In truth, it is all of these things that fill me with dread for the future of both of my young girls.
Yet, despite these fears, today a total stranger made my day. My week. My month even. By the most simple of comments. And I realised that kindness isn’t some grand act. Kindness can be as simple as thoughtfulness. Kindness can be easy. When we just open our eyes and hearts instead of our heads and fears.
This past week has been a challenging one. I’ve had a tough few days, of feeling defeated, of feeling that I should be doing better, that I should know more, and that I should be doing a better job of helping my daughter but with no idea how I can do so.
As with all children, behaviour is communication. And this week my daughter’s behaviour was indicating that something was very very wrong. When she can’t verbally communicate what she is feeling, if something has happened, or if she is unwell, my only option is to try and piece together her behaviour to try and establish what it is that she needs. This exercise of constant analysis is, in itself, mentally exhausting.
She has been showing me ALL the behaviour. I hardly recognise her from a week ago. And yesterday it reached a head. Yesterday, I could feel her anxiety, I could feel her distress, I could see her trying to communicate, and try so hard to show me that something was up. And I spent the entire day analysing. Trying to make sense of it. Desperately trying to give her what she needed, and seeming to fail.
It’s simple things that don’t make sense to most people. For example, my daughter is a sensory seeker, which means that she doesn’t experience senses in the same way as many of us. In fact, she needs increased input to regulate her senses. As a result, she has a high pain threshold. This means that pain can actually regulate her behaviour. She is rarely “calm”, but if she is in pain, she becomes calm and subdued and will seem to others to be a “lovely mood”. This is fine – except it can mean that if there is actually something “wrong” with her health, we perceive the behaviour as “normal” and therefore “fine”. Where in fact this change is an indication that something is very wrong.

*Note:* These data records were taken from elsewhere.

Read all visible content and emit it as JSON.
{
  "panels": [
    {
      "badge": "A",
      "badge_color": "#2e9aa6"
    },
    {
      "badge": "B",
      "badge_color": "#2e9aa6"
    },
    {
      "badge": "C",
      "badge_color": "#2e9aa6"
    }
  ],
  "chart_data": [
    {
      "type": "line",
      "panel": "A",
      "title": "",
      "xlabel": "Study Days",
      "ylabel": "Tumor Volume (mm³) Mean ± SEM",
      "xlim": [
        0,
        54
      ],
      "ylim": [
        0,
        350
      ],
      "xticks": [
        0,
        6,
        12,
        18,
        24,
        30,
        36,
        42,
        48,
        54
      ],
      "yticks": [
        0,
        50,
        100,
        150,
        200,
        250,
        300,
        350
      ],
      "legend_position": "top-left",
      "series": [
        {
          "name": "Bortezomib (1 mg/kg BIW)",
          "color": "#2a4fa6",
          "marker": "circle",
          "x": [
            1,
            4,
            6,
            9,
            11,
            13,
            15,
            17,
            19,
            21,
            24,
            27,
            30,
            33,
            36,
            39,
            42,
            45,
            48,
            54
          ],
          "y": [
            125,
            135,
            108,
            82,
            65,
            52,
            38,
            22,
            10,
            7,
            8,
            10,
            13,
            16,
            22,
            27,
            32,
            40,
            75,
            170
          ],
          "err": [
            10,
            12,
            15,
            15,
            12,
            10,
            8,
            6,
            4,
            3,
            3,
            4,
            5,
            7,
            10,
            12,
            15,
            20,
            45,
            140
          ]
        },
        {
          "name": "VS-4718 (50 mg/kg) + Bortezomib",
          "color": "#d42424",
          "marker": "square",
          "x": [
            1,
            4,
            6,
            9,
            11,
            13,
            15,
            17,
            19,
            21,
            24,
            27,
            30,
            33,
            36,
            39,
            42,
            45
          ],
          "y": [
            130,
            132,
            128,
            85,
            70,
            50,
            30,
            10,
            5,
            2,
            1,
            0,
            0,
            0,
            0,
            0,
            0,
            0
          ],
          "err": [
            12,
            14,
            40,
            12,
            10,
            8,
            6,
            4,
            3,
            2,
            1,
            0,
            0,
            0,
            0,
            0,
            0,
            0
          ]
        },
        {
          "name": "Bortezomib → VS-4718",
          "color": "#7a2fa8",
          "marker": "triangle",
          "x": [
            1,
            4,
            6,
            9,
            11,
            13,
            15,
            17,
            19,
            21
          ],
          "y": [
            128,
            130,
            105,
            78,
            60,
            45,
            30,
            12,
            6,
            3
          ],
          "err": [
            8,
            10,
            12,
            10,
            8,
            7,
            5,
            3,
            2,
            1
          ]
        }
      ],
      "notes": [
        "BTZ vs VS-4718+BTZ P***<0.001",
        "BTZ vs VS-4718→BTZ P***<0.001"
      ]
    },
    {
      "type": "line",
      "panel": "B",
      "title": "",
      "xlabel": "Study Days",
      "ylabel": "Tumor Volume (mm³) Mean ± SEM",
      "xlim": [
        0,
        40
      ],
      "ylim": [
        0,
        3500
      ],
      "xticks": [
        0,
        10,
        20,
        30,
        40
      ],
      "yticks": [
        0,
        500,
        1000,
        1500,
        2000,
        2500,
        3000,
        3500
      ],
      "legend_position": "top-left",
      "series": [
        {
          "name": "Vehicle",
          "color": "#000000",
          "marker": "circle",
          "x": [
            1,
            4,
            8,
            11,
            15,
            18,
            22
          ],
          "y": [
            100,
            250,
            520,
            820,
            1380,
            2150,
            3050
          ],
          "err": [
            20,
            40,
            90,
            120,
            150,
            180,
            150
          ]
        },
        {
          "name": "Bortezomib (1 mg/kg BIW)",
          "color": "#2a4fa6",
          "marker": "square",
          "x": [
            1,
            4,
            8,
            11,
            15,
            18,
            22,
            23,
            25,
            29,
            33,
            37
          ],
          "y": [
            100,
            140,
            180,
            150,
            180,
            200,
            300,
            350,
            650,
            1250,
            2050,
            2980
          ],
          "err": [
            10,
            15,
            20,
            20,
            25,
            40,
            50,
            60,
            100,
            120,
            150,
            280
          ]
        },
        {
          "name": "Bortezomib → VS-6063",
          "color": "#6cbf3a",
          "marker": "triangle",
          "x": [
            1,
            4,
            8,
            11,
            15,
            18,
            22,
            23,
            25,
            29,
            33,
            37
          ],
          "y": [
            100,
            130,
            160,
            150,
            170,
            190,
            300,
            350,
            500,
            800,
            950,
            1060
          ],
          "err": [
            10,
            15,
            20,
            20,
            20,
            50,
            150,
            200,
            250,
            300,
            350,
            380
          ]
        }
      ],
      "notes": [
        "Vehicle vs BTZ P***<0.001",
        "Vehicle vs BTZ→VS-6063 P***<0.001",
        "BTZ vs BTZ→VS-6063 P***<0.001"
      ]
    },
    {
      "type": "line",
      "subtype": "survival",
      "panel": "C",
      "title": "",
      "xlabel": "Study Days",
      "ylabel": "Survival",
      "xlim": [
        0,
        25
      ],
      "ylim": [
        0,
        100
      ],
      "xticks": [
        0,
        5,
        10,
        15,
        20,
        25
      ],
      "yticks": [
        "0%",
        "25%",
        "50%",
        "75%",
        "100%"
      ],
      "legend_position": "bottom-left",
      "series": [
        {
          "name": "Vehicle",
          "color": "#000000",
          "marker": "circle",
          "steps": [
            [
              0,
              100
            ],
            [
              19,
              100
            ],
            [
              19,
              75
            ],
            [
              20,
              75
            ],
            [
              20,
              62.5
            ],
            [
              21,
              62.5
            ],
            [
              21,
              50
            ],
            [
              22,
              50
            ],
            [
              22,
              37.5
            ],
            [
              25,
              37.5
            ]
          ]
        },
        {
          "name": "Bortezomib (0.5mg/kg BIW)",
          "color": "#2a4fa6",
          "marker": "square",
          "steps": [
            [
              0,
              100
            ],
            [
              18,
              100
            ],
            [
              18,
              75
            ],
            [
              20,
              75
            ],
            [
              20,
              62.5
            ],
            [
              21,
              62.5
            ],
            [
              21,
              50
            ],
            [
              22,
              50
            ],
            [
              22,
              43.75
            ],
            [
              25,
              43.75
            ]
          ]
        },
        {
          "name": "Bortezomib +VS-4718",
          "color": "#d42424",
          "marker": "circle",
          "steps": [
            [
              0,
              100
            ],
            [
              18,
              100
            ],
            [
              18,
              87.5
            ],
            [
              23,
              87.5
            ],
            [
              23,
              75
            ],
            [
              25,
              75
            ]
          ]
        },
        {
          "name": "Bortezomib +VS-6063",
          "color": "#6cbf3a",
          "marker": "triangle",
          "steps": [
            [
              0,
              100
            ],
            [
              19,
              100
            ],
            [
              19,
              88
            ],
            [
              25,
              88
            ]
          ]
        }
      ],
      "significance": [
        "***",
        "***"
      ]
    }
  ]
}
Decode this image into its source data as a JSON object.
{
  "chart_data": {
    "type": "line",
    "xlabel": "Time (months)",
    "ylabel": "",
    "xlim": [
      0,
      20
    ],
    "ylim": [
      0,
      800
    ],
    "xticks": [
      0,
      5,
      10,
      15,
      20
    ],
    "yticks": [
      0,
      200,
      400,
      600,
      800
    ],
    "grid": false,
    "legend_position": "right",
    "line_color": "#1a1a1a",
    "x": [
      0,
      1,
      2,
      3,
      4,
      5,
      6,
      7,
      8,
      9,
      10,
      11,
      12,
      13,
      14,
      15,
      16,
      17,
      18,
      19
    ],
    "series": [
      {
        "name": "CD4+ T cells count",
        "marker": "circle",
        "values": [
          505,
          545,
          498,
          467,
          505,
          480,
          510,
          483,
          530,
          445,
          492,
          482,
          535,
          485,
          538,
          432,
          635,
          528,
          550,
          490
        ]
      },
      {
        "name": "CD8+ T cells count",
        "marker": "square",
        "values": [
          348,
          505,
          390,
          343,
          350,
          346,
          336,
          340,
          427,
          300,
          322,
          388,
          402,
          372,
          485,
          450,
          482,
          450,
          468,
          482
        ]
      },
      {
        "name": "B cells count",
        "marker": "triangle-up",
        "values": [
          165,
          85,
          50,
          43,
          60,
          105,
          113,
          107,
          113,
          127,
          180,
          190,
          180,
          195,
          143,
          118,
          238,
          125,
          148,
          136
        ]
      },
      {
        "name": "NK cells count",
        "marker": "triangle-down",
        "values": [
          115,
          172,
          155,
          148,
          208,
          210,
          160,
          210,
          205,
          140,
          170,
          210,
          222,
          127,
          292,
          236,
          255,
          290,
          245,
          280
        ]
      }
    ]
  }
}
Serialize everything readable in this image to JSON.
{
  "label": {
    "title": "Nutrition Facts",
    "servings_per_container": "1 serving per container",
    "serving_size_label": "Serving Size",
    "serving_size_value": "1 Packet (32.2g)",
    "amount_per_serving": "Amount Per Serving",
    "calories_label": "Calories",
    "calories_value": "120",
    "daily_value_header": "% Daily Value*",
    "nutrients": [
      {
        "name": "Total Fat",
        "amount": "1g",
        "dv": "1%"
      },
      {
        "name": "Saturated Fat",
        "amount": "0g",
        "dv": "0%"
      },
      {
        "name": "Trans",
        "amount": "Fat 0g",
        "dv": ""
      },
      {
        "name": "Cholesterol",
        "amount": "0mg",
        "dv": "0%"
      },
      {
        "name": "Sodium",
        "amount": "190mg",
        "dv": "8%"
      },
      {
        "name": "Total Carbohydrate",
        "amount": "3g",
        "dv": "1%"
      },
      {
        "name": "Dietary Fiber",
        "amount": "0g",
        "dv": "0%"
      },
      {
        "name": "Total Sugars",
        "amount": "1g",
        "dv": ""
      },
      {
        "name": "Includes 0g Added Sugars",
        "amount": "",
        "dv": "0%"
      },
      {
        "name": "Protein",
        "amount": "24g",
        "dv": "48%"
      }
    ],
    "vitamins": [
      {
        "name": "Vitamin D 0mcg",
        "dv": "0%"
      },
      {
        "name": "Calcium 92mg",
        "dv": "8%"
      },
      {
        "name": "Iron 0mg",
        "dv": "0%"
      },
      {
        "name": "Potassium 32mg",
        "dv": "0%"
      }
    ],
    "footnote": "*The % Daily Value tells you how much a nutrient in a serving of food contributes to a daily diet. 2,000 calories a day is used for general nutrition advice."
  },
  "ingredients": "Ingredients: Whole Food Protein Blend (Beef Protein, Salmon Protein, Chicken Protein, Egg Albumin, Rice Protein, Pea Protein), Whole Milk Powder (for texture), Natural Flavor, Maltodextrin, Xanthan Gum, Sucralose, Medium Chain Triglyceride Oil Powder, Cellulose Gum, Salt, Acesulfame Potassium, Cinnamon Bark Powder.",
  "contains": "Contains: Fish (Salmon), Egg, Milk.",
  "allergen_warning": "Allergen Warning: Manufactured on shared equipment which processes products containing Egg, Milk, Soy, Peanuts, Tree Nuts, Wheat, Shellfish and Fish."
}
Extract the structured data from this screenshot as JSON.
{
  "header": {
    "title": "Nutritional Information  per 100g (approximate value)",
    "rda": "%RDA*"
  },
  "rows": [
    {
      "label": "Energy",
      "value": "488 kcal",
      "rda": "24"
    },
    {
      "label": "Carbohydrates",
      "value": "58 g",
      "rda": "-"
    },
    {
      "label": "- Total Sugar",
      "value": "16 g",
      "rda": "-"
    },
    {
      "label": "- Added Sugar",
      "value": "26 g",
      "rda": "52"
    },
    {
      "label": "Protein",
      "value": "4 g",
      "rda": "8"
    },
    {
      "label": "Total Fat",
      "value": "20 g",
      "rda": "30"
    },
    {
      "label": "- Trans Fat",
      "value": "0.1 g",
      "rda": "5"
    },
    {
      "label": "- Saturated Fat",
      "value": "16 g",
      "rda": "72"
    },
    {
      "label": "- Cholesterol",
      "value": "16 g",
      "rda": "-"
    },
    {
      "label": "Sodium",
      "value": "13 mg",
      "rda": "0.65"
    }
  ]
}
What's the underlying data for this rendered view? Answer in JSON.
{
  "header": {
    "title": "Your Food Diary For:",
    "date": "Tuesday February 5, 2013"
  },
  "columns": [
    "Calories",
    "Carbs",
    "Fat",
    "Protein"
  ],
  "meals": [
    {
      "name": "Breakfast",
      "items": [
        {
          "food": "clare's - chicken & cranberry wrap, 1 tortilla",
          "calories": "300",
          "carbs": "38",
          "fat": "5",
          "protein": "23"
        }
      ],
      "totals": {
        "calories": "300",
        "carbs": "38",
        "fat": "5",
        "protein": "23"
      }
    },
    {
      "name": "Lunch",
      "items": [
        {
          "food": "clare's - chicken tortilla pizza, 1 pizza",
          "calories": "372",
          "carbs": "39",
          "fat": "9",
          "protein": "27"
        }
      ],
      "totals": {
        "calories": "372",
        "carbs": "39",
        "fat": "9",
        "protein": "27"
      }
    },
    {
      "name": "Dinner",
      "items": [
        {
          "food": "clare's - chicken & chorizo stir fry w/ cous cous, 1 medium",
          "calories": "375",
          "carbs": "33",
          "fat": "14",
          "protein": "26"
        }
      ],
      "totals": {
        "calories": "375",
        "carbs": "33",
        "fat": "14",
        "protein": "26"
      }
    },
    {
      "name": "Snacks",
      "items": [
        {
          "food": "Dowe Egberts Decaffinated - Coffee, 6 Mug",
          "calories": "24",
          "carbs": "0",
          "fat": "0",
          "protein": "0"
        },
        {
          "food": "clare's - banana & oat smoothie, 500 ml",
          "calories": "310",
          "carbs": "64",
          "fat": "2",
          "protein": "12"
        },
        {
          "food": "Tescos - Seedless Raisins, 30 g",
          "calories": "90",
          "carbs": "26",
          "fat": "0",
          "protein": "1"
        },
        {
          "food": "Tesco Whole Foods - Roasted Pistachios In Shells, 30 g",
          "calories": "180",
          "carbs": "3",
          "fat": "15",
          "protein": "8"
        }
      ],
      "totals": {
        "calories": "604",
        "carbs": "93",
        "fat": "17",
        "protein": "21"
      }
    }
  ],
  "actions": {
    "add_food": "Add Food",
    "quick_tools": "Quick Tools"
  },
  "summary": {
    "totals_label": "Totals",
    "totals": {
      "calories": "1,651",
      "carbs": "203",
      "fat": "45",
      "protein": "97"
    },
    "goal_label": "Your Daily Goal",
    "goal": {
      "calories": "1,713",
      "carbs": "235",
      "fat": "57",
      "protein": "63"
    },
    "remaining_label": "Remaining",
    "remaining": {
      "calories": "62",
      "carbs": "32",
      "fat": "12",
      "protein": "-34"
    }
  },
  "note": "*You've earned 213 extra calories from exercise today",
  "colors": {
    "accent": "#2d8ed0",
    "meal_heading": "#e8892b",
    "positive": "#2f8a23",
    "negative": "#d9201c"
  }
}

She regressed yesterday in terms of behaviour and need. And we were in a public space, a library in fact, where her behaviour went massively against what would be societally acceptable. In fact, in its finest moment it involved her singing an entire 3 minutes of the Trolls soundtrack at the top of her lungs, at the top of a staircase, to a silent library, with me being able to do ABSOLUTELY nothing about it.
All in all, this isn’t a big deal. In fact, everyone was super cool about it (thank you!). But it would have been so easy for people to judge, to complain, and for to see failure rather than beauty.
I had to fight to get her calm, to get her home, to get her fed, and to make her feel safe. I ended the day feeling depleted. Lost. I was running on empty.
Day to day there is so much unkindness. At the weekend an older lady made unkind comments to my daughter who was laughing and smiling at the swimming pool. I hear the way that some children talk about her, and while there is so much acceptance and love, it is clear that there is also unkindness and judgement. There is a sense of isolation, of loneliness, of difference. There are the parties, that she doesn’t receive an invite to, and unkind comments from those that don’t understand.
Some could have seen the carnage that happened yesterday and thought all the bad things. Today, we entered the same environment, and I was dreading the same scenario replaying in my head.
When we arrived, a lovely lady who saw us yesterday came up to me. She said ” I was thinking last night….” and she paused. And I was waiting on her to tell me what I “should” have done differently
Instead she said…” I think you are awesome… I think you are really awesome.”
At that moment Erin ran off, and I didn’t get to thank her fully. But those words will stick with me forever. On a day that I felt like I was failing. On a day that we weren’t “fitting in” (who wants to fit in anyway). On a day where it felt like I wasn’t doing enough. Someone saw me for all of it. And gave me hope.
It’s nice to be nice. And what’s more… it makes a huge difference. Try it. And be willing to see kindness everywhere!